Romano wants French sweep in New Plymouth
Luke Romano can empathise with the dirty dirties.
This time last year he too had been sitting in the stands, biding his time.
Being selected in the All Blacks is an emotional occasion. Waiting for your chance to become a "real" test player can't be as much fun.
Put yourself in Jeremy Thrush's shoes. In Auckland the Hurricanes lock sat on the bench watching the clock tick down wondering when his time would come. It didn't. Not until the following week in the series-clinching victory in Christchurch at least.
Last year Romano sat out the first two wins over Ireland before earning his boarding pass in Hamilton. The anxious wait is something he will never forget.
"I'd been in the DDs [dirty dirties] for the first two and I got my chance in the third test," Romano said as the All Blacks assembled in New Plymouth yesterday. "If you're in that position you've got to do what's best for the team."
This year, the unglamorous behind-the-scenes task of holding the tackle bags and running defence at training has fallen to Crusaders flanker Matt Todd, Blues duo Steven Luatua and Francis Saili. All three players are yet to make the bench.

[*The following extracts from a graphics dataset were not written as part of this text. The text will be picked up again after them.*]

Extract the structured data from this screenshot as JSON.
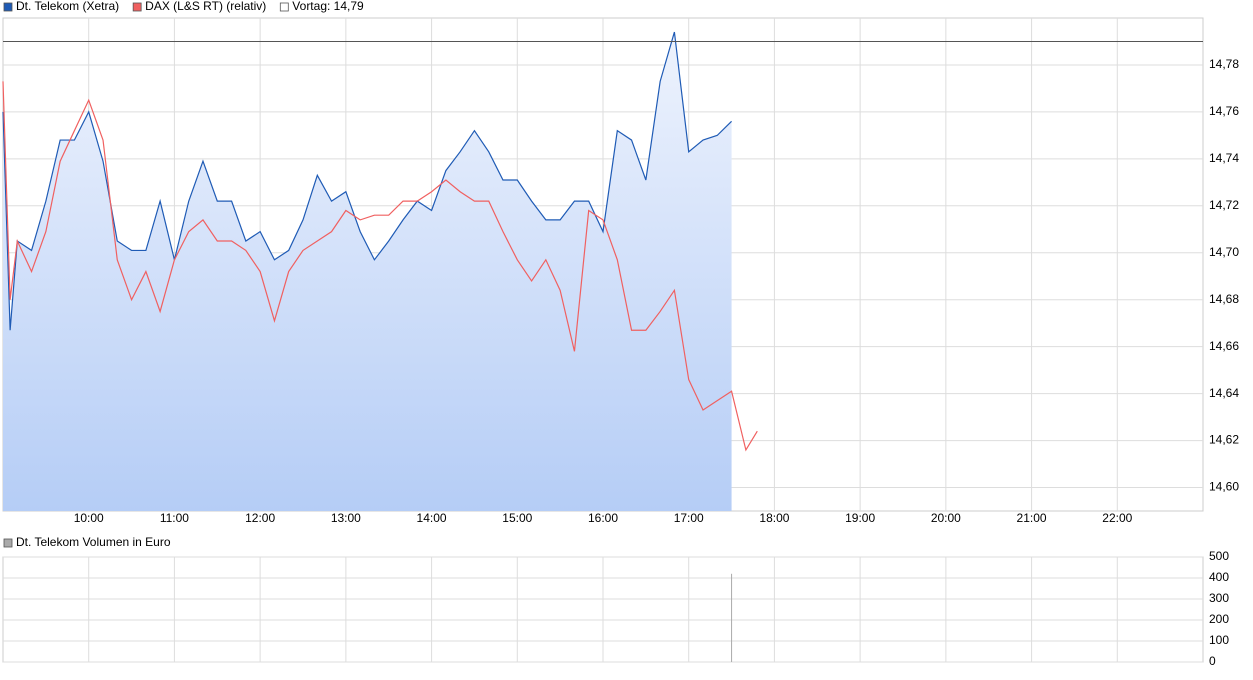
{
  "chart_data": [
    {
      "type": "line",
      "x": [
        9,
        9.083,
        9.167,
        9.333,
        9.5,
        9.667,
        9.833,
        10,
        10.167,
        10.333,
        10.5,
        10.667,
        10.833,
        11,
        11.167,
        11.333,
        11.5,
        11.667,
        11.833,
        12,
        12.167,
        12.333,
        12.5,
        12.667,
        12.833,
        13,
        13.167,
        13.333,
        13.5,
        13.667,
        13.833,
        14,
        14.167,
        14.333,
        14.5,
        14.667,
        14.833,
        15,
        15.167,
        15.333,
        15.5,
        15.667,
        15.833,
        16,
        16.167,
        16.333,
        16.5,
        16.667,
        16.833,
        17,
        17.167,
        17.333,
        17.5,
        17.667,
        17.8
      ],
      "series": [
        {
          "name": "Dt. Telekom (Xetra)",
          "color": "#1f5bb5",
          "area": true,
          "values": [
            14.76,
            14.667,
            14.705,
            14.701,
            14.722,
            14.748,
            14.748,
            14.76,
            14.739,
            14.705,
            14.701,
            14.701,
            14.722,
            14.697,
            14.722,
            14.739,
            14.722,
            14.722,
            14.705,
            14.709,
            14.697,
            14.701,
            14.714,
            14.733,
            14.722,
            14.726,
            14.709,
            14.697,
            14.705,
            14.714,
            14.722,
            14.718,
            14.735,
            14.743,
            14.752,
            14.743,
            14.731,
            14.731,
            14.722,
            14.714,
            14.714,
            14.722,
            14.722,
            14.709,
            14.752,
            14.748,
            14.731,
            14.773,
            14.794,
            14.743,
            14.748,
            14.75,
            14.756,
            null,
            null
          ]
        },
        {
          "name": "DAX (L&S RT) (relativ)",
          "color": "#f06060",
          "values": [
            14.773,
            14.68,
            14.705,
            14.692,
            14.709,
            14.739,
            14.752,
            14.765,
            14.748,
            14.697,
            14.68,
            14.692,
            14.675,
            14.697,
            14.709,
            14.714,
            14.705,
            14.705,
            14.701,
            14.692,
            14.671,
            14.692,
            14.701,
            14.705,
            14.709,
            14.718,
            14.714,
            14.716,
            14.716,
            14.722,
            14.722,
            14.726,
            14.731,
            14.726,
            14.722,
            14.722,
            14.709,
            14.697,
            14.688,
            14.697,
            14.684,
            14.658,
            14.718,
            14.714,
            14.697,
            14.667,
            14.667,
            14.675,
            14.684,
            14.646,
            14.633,
            14.637,
            14.641,
            14.616,
            14.624
          ]
        }
      ],
      "reference_line": {
        "value": 14.79,
        "label": "Vortag: 14,79"
      },
      "xlim": [
        9,
        23
      ],
      "xticks": [
        {
          "value": 10,
          "label": "10:00"
        },
        {
          "value": 11,
          "label": "11:00"
        },
        {
          "value": 12,
          "label": "12:00"
        },
        {
          "value": 13,
          "label": "13:00"
        },
        {
          "value": 14,
          "label": "14:00"
        },
        {
          "value": 15,
          "label": "15:00"
        },
        {
          "value": 16,
          "label": "16:00"
        },
        {
          "value": 17,
          "label": "17:00"
        },
        {
          "value": 18,
          "label": "18:00"
        },
        {
          "value": 19,
          "label": "19:00"
        },
        {
          "value": 20,
          "label": "20:00"
        },
        {
          "value": 21,
          "label": "21:00"
        },
        {
          "value": 22,
          "label": "22:00"
        }
      ],
      "ylim": [
        14.59,
        14.8
      ],
      "yticks": [
        {
          "value": 14.6,
          "label": "14,60"
        },
        {
          "value": 14.62,
          "label": "14,62"
        },
        {
          "value": 14.64,
          "label": "14,64"
        },
        {
          "value": 14.66,
          "label": "14,66"
        },
        {
          "value": 14.68,
          "label": "14,68"
        },
        {
          "value": 14.7,
          "label": "14,70"
        },
        {
          "value": 14.72,
          "label": "14,72"
        },
        {
          "value": 14.74,
          "label": "14,74"
        },
        {
          "value": 14.76,
          "label": "14,76"
        },
        {
          "value": 14.78,
          "label": "14,78"
        }
      ],
      "grid": true
    },
    {
      "type": "bar",
      "series": [
        {
          "name": "Dt. Telekom Volumen in Euro",
          "color": "#aaaaaa",
          "x": [
            17.5
          ],
          "values": [
            420
          ]
        }
      ],
      "xlim": [
        9,
        23
      ],
      "ylim": [
        0,
        500
      ],
      "yticks": [
        0,
        100,
        200,
        300,
        400,
        500
      ],
      "grid": true
    }
  ]
}
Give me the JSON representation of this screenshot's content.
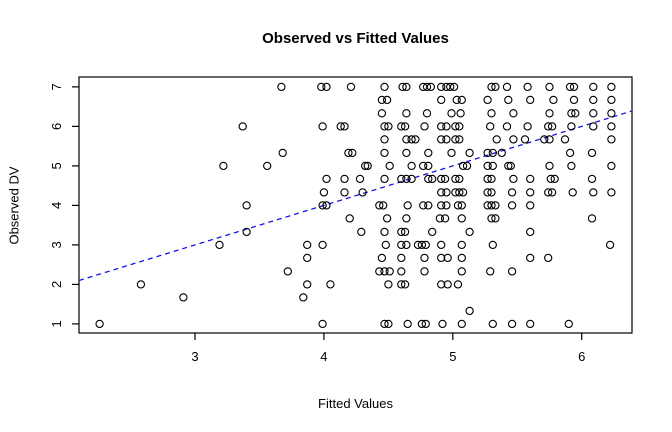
{
  "figure": {
    "title": "Observed vs Fitted Values",
    "xlabel": "Fitted Values",
    "ylabel": "Observed DV"
  },
  "chart_data": {
    "type": "scatter",
    "title": "Observed vs Fitted Values",
    "xlabel": "Fitted Values",
    "ylabel": "Observed DV",
    "x_ticks": [
      3,
      4,
      5,
      6
    ],
    "y_ticks": [
      1,
      2,
      3,
      4,
      5,
      6,
      7
    ],
    "xlim": [
      2.1,
      6.39
    ],
    "ylim": [
      0.77,
      7.25
    ],
    "grid": false,
    "legend": "none",
    "marker": "open-circle",
    "marker_color": "#000000",
    "reference_line": {
      "type": "identity",
      "slope": 1,
      "intercept": 0,
      "style": "dashed",
      "color": "#1414e6"
    },
    "points": [
      [
        3.67,
        7
      ],
      [
        3.98,
        7
      ],
      [
        4.02,
        7
      ],
      [
        4.21,
        7
      ],
      [
        4.47,
        7
      ],
      [
        4.61,
        7
      ],
      [
        4.64,
        7
      ],
      [
        4.77,
        7
      ],
      [
        4.8,
        7
      ],
      [
        4.83,
        7
      ],
      [
        4.91,
        7
      ],
      [
        4.95,
        7
      ],
      [
        4.98,
        7
      ],
      [
        5.01,
        7
      ],
      [
        5.3,
        7
      ],
      [
        5.33,
        7
      ],
      [
        5.42,
        7
      ],
      [
        5.58,
        7
      ],
      [
        5.75,
        7
      ],
      [
        5.91,
        7
      ],
      [
        5.94,
        7
      ],
      [
        6.09,
        7
      ],
      [
        6.23,
        7
      ],
      [
        4.45,
        6.67
      ],
      [
        4.49,
        6.67
      ],
      [
        4.91,
        6.67
      ],
      [
        5.03,
        6.67
      ],
      [
        5.07,
        6.67
      ],
      [
        5.27,
        6.67
      ],
      [
        5.43,
        6.67
      ],
      [
        5.6,
        6.67
      ],
      [
        5.78,
        6.67
      ],
      [
        5.94,
        6.67
      ],
      [
        6.09,
        6.67
      ],
      [
        6.23,
        6.67
      ],
      [
        4.45,
        6.33
      ],
      [
        4.64,
        6.33
      ],
      [
        4.8,
        6.33
      ],
      [
        4.99,
        6.33
      ],
      [
        5.06,
        6.33
      ],
      [
        5.3,
        6.33
      ],
      [
        5.47,
        6.33
      ],
      [
        5.75,
        6.33
      ],
      [
        5.92,
        6.33
      ],
      [
        5.95,
        6.33
      ],
      [
        6.09,
        6.33
      ],
      [
        6.23,
        6.33
      ],
      [
        3.37,
        6
      ],
      [
        3.99,
        6
      ],
      [
        4.13,
        6
      ],
      [
        4.16,
        6
      ],
      [
        4.47,
        6
      ],
      [
        4.5,
        6
      ],
      [
        4.6,
        6
      ],
      [
        4.63,
        6
      ],
      [
        4.78,
        6
      ],
      [
        4.91,
        6
      ],
      [
        4.95,
        6
      ],
      [
        5.02,
        6
      ],
      [
        5.05,
        6
      ],
      [
        5.29,
        6
      ],
      [
        5.42,
        6
      ],
      [
        5.58,
        6
      ],
      [
        5.74,
        6
      ],
      [
        5.77,
        6
      ],
      [
        5.92,
        6
      ],
      [
        6.09,
        6
      ],
      [
        6.23,
        6
      ],
      [
        4.47,
        5.67
      ],
      [
        4.64,
        5.67
      ],
      [
        4.68,
        5.67
      ],
      [
        4.71,
        5.67
      ],
      [
        4.91,
        5.67
      ],
      [
        4.95,
        5.67
      ],
      [
        5.02,
        5.67
      ],
      [
        5.05,
        5.67
      ],
      [
        5.34,
        5.67
      ],
      [
        5.47,
        5.67
      ],
      [
        5.56,
        5.67
      ],
      [
        5.71,
        5.67
      ],
      [
        5.75,
        5.67
      ],
      [
        5.87,
        5.67
      ],
      [
        6.23,
        5.67
      ],
      [
        3.68,
        5.33
      ],
      [
        4.19,
        5.33
      ],
      [
        4.22,
        5.33
      ],
      [
        4.47,
        5.33
      ],
      [
        4.64,
        5.33
      ],
      [
        4.81,
        5.33
      ],
      [
        4.99,
        5.33
      ],
      [
        5.13,
        5.33
      ],
      [
        5.27,
        5.33
      ],
      [
        5.31,
        5.33
      ],
      [
        5.38,
        5.33
      ],
      [
        5.91,
        5.33
      ],
      [
        6.08,
        5.33
      ],
      [
        3.22,
        5
      ],
      [
        3.56,
        5
      ],
      [
        4.32,
        5
      ],
      [
        4.34,
        5
      ],
      [
        4.51,
        5
      ],
      [
        4.68,
        5
      ],
      [
        4.77,
        5
      ],
      [
        4.81,
        5
      ],
      [
        5.08,
        5
      ],
      [
        5.11,
        5
      ],
      [
        5.27,
        5
      ],
      [
        5.31,
        5
      ],
      [
        5.43,
        5
      ],
      [
        5.45,
        5
      ],
      [
        5.75,
        5
      ],
      [
        5.92,
        5
      ],
      [
        6.23,
        5
      ],
      [
        4.02,
        4.67
      ],
      [
        4.16,
        4.67
      ],
      [
        4.28,
        4.67
      ],
      [
        4.47,
        4.67
      ],
      [
        4.6,
        4.67
      ],
      [
        4.64,
        4.67
      ],
      [
        4.68,
        4.67
      ],
      [
        4.81,
        4.67
      ],
      [
        4.84,
        4.67
      ],
      [
        4.91,
        4.67
      ],
      [
        4.94,
        4.67
      ],
      [
        5.02,
        4.67
      ],
      [
        5.05,
        4.67
      ],
      [
        5.27,
        4.67
      ],
      [
        5.3,
        4.67
      ],
      [
        5.47,
        4.67
      ],
      [
        5.6,
        4.67
      ],
      [
        5.76,
        4.67
      ],
      [
        5.79,
        4.67
      ],
      [
        6.08,
        4.67
      ],
      [
        4.0,
        4.33
      ],
      [
        4.16,
        4.33
      ],
      [
        4.3,
        4.33
      ],
      [
        4.91,
        4.33
      ],
      [
        4.95,
        4.33
      ],
      [
        5.02,
        4.33
      ],
      [
        5.05,
        4.33
      ],
      [
        5.08,
        4.33
      ],
      [
        5.27,
        4.33
      ],
      [
        5.3,
        4.33
      ],
      [
        5.46,
        4.33
      ],
      [
        5.6,
        4.33
      ],
      [
        5.74,
        4.33
      ],
      [
        5.77,
        4.33
      ],
      [
        5.93,
        4.33
      ],
      [
        6.09,
        4.33
      ],
      [
        6.23,
        4.33
      ],
      [
        3.4,
        4
      ],
      [
        3.99,
        4
      ],
      [
        4.02,
        4
      ],
      [
        4.43,
        4
      ],
      [
        4.46,
        4
      ],
      [
        4.65,
        4
      ],
      [
        4.77,
        4
      ],
      [
        4.81,
        4
      ],
      [
        4.91,
        4
      ],
      [
        4.95,
        4
      ],
      [
        5.04,
        4
      ],
      [
        5.07,
        4
      ],
      [
        5.27,
        4
      ],
      [
        5.3,
        4
      ],
      [
        5.33,
        4
      ],
      [
        5.46,
        4
      ],
      [
        5.6,
        4
      ],
      [
        4.2,
        3.67
      ],
      [
        4.49,
        3.67
      ],
      [
        4.64,
        3.67
      ],
      [
        4.9,
        3.67
      ],
      [
        4.94,
        3.67
      ],
      [
        5.07,
        3.67
      ],
      [
        5.3,
        3.67
      ],
      [
        5.33,
        3.67
      ],
      [
        6.08,
        3.67
      ],
      [
        3.4,
        3.33
      ],
      [
        4.29,
        3.33
      ],
      [
        4.47,
        3.33
      ],
      [
        4.6,
        3.33
      ],
      [
        4.63,
        3.33
      ],
      [
        4.84,
        3.33
      ],
      [
        5.13,
        3.33
      ],
      [
        5.6,
        3.33
      ],
      [
        3.19,
        3
      ],
      [
        3.87,
        3
      ],
      [
        3.99,
        3
      ],
      [
        4.48,
        3
      ],
      [
        4.6,
        3
      ],
      [
        4.64,
        3
      ],
      [
        4.73,
        3
      ],
      [
        4.76,
        3
      ],
      [
        4.79,
        3
      ],
      [
        4.91,
        3
      ],
      [
        5.07,
        3
      ],
      [
        5.31,
        3
      ],
      [
        6.22,
        3
      ],
      [
        3.87,
        2.67
      ],
      [
        4.45,
        2.67
      ],
      [
        4.6,
        2.67
      ],
      [
        4.78,
        2.67
      ],
      [
        4.91,
        2.67
      ],
      [
        4.96,
        2.67
      ],
      [
        5.07,
        2.67
      ],
      [
        5.6,
        2.67
      ],
      [
        5.74,
        2.67
      ],
      [
        3.72,
        2.33
      ],
      [
        4.43,
        2.33
      ],
      [
        4.47,
        2.33
      ],
      [
        4.51,
        2.33
      ],
      [
        4.6,
        2.33
      ],
      [
        4.78,
        2.33
      ],
      [
        5.07,
        2.33
      ],
      [
        5.29,
        2.33
      ],
      [
        5.46,
        2.33
      ],
      [
        2.58,
        2
      ],
      [
        3.87,
        2
      ],
      [
        4.05,
        2
      ],
      [
        4.5,
        2
      ],
      [
        4.6,
        2
      ],
      [
        4.63,
        2
      ],
      [
        4.91,
        2
      ],
      [
        4.96,
        2
      ],
      [
        5.04,
        2
      ],
      [
        2.91,
        1.67
      ],
      [
        3.84,
        1.67
      ],
      [
        5.13,
        1.33
      ],
      [
        2.26,
        1
      ],
      [
        3.99,
        1
      ],
      [
        4.47,
        1
      ],
      [
        4.5,
        1
      ],
      [
        4.65,
        1
      ],
      [
        4.76,
        1
      ],
      [
        4.79,
        1
      ],
      [
        4.92,
        1
      ],
      [
        5.07,
        1
      ],
      [
        5.31,
        1
      ],
      [
        5.46,
        1
      ],
      [
        5.6,
        1
      ],
      [
        5.9,
        1
      ]
    ]
  }
}
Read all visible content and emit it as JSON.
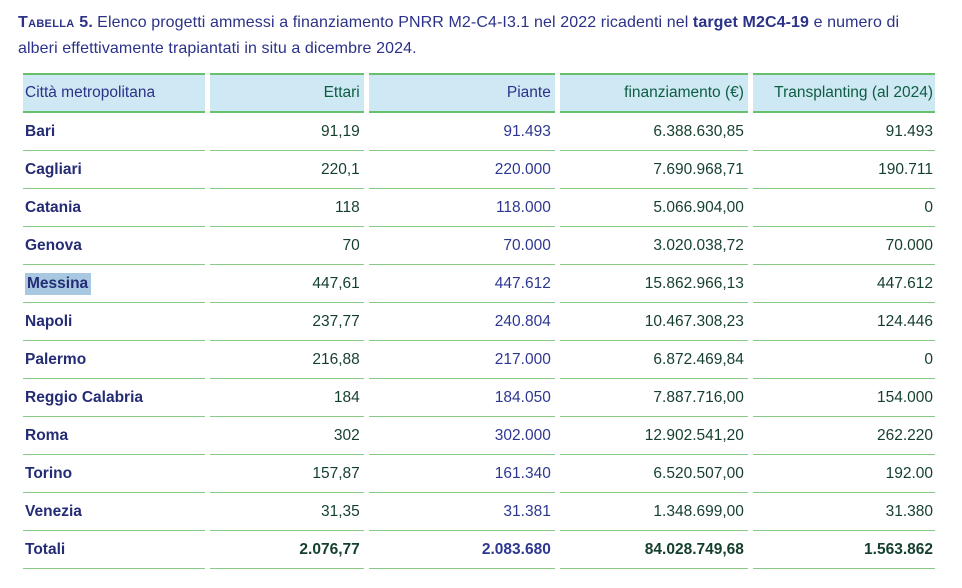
{
  "caption": {
    "label": "Tabella 5.",
    "text_before": "Elenco progetti ammessi a finanziamento PNRR M2-C4-I3.1 nel 2022 ricadenti nel ",
    "bold_term": "target M2C4-19",
    "text_after": " e numero di alberi effettivamente trapiantati in situ a dicembre 2024."
  },
  "table": {
    "columns": [
      {
        "label": "Città metropolitana",
        "align": "left",
        "color": "navy"
      },
      {
        "label": "Ettari",
        "align": "right",
        "color": "green"
      },
      {
        "label": "Piante",
        "align": "right",
        "color": "navy"
      },
      {
        "label": "finanziamento (€)",
        "align": "right",
        "color": "green"
      },
      {
        "label": "Transplanting (al 2024)",
        "align": "right",
        "color": "green"
      }
    ],
    "rows": [
      {
        "city": "Bari",
        "ettari": "91,19",
        "piante": "91.493",
        "finanziamento": "6.388.630,85",
        "transplanting": "91.493",
        "highlighted": false
      },
      {
        "city": "Cagliari",
        "ettari": "220,1",
        "piante": "220.000",
        "finanziamento": "7.690.968,71",
        "transplanting": "190.711",
        "highlighted": false
      },
      {
        "city": "Catania",
        "ettari": "118",
        "piante": "118.000",
        "finanziamento": "5.066.904,00",
        "transplanting": "0",
        "highlighted": false
      },
      {
        "city": "Genova",
        "ettari": "70",
        "piante": "70.000",
        "finanziamento": "3.020.038,72",
        "transplanting": "70.000",
        "highlighted": false
      },
      {
        "city": "Messina",
        "ettari": "447,61",
        "piante": "447.612",
        "finanziamento": "15.862.966,13",
        "transplanting": "447.612",
        "highlighted": true
      },
      {
        "city": "Napoli",
        "ettari": "237,77",
        "piante": "240.804",
        "finanziamento": "10.467.308,23",
        "transplanting": "124.446",
        "highlighted": false
      },
      {
        "city": "Palermo",
        "ettari": "216,88",
        "piante": "217.000",
        "finanziamento": "6.872.469,84",
        "transplanting": "0",
        "highlighted": false
      },
      {
        "city": "Reggio Calabria",
        "ettari": "184",
        "piante": "184.050",
        "finanziamento": "7.887.716,00",
        "transplanting": "154.000",
        "highlighted": false
      },
      {
        "city": "Roma",
        "ettari": "302",
        "piante": "302.000",
        "finanziamento": "12.902.541,20",
        "transplanting": "262.220",
        "highlighted": false
      },
      {
        "city": "Torino",
        "ettari": "157,87",
        "piante": "161.340",
        "finanziamento": "6.520.507,00",
        "transplanting": "192.00",
        "highlighted": false
      },
      {
        "city": "Venezia",
        "ettari": "31,35",
        "piante": "31.381",
        "finanziamento": "1.348.699,00",
        "transplanting": "31.380",
        "highlighted": false
      }
    ],
    "totals": {
      "city": "Totali",
      "ettari": "2.076,77",
      "piante": "2.083.680",
      "finanziamento": "84.028.749,68",
      "transplanting": "1.563.862"
    }
  },
  "colors": {
    "navy": "#2b3287",
    "city_navy": "#242c74",
    "value_navy": "#2d3791",
    "green_header": "#0e5c43",
    "green_value": "#143f2d",
    "row_line": "#87cb86",
    "header_line": "#68c06d",
    "header_bg": "#cfe9f4",
    "selection": "#a8c8e1"
  }
}
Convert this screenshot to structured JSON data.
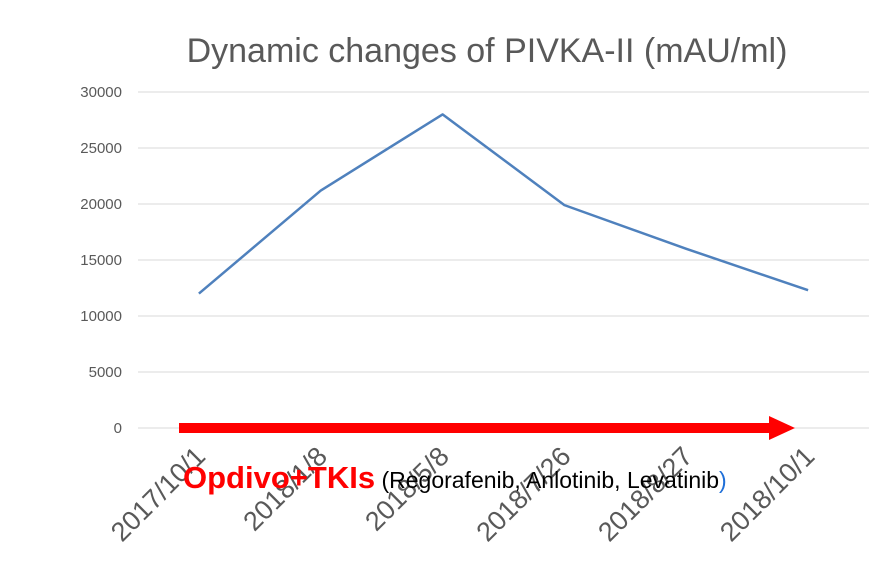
{
  "chart_data": {
    "type": "line",
    "title": "Dynamic changes of PIVKA-II (mAU/ml)",
    "xlabel": "",
    "ylabel": "",
    "categories": [
      "2017/10/1",
      "2018/1/8",
      "2018/5/8",
      "2018/7/26",
      "2018/8/27",
      "2018/10/1"
    ],
    "series": [
      {
        "values": [
          12000,
          21200,
          28000,
          19900,
          16000,
          12300
        ]
      }
    ],
    "ylim": [
      0,
      30000
    ],
    "yticks": [
      "0",
      "5000",
      "10000",
      "15000",
      "20000",
      "25000",
      "30000"
    ],
    "grid": true,
    "legend": "none",
    "annotation": {
      "main": "Opdivo+TKIs",
      "open": " (",
      "drugs": "Regorafenib, Anlotinib, Levatinib",
      "close": ")"
    },
    "colors": {
      "line": "#4f81bd",
      "grid": "#d9d9d9",
      "arrow": "#ff0000",
      "text": "#595959",
      "annotation_main": "#ff0000",
      "annotation_text": "#000000",
      "annotation_paren": "#1f6fd8"
    }
  }
}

"Those guys have been instrumental in helping us prepare for the first two tests," Romano said. "Their chance will come and when it does I'm sure they'll excel and show why they've been selected for the All Blacks."
In the modern era, where complaints are made that test caps are given away all too easily, these cases prove a respectful earning process remains. The 27-year-old Romano has gone on to play 13 tests and is a vital member of the second-row.
Of the remaining All Blacks' uncapped threesome, Luatua is most likely to make his debut this week. The blindside flanker has shown athleticism, strength and ball-playing skills that deserve a chance at the next level.
But Saili and Todd - the latter was called up as injury cover for now-mended lock Sam Whitelock - both face the prospect of not making it on to the field throughout the series against the French. While they have benefitted from the experience in the All Blacks' camp, it must be hard to get so close and, essentially, be forced to walk away empty handed.
With the series in the bag, some might suggest there is nothing to lose from throwing Saili and Todd into the mix, but Romano highlighted the ruthless attitude of the All Blacks this week.
"It's good to have the series wrapped up at 2-0 but we can't go out there and think just because we've got it wrapped up the third one is going to be easy as well," he said.
"The French have shown over the years that as soon as you don't take them seriously and think they're down and out they'll come back and bite you in the bum. We're fully preparing for this to be a test match. They put us under some real pressure in Christchurch and in Auckland. They're not down and out by any means."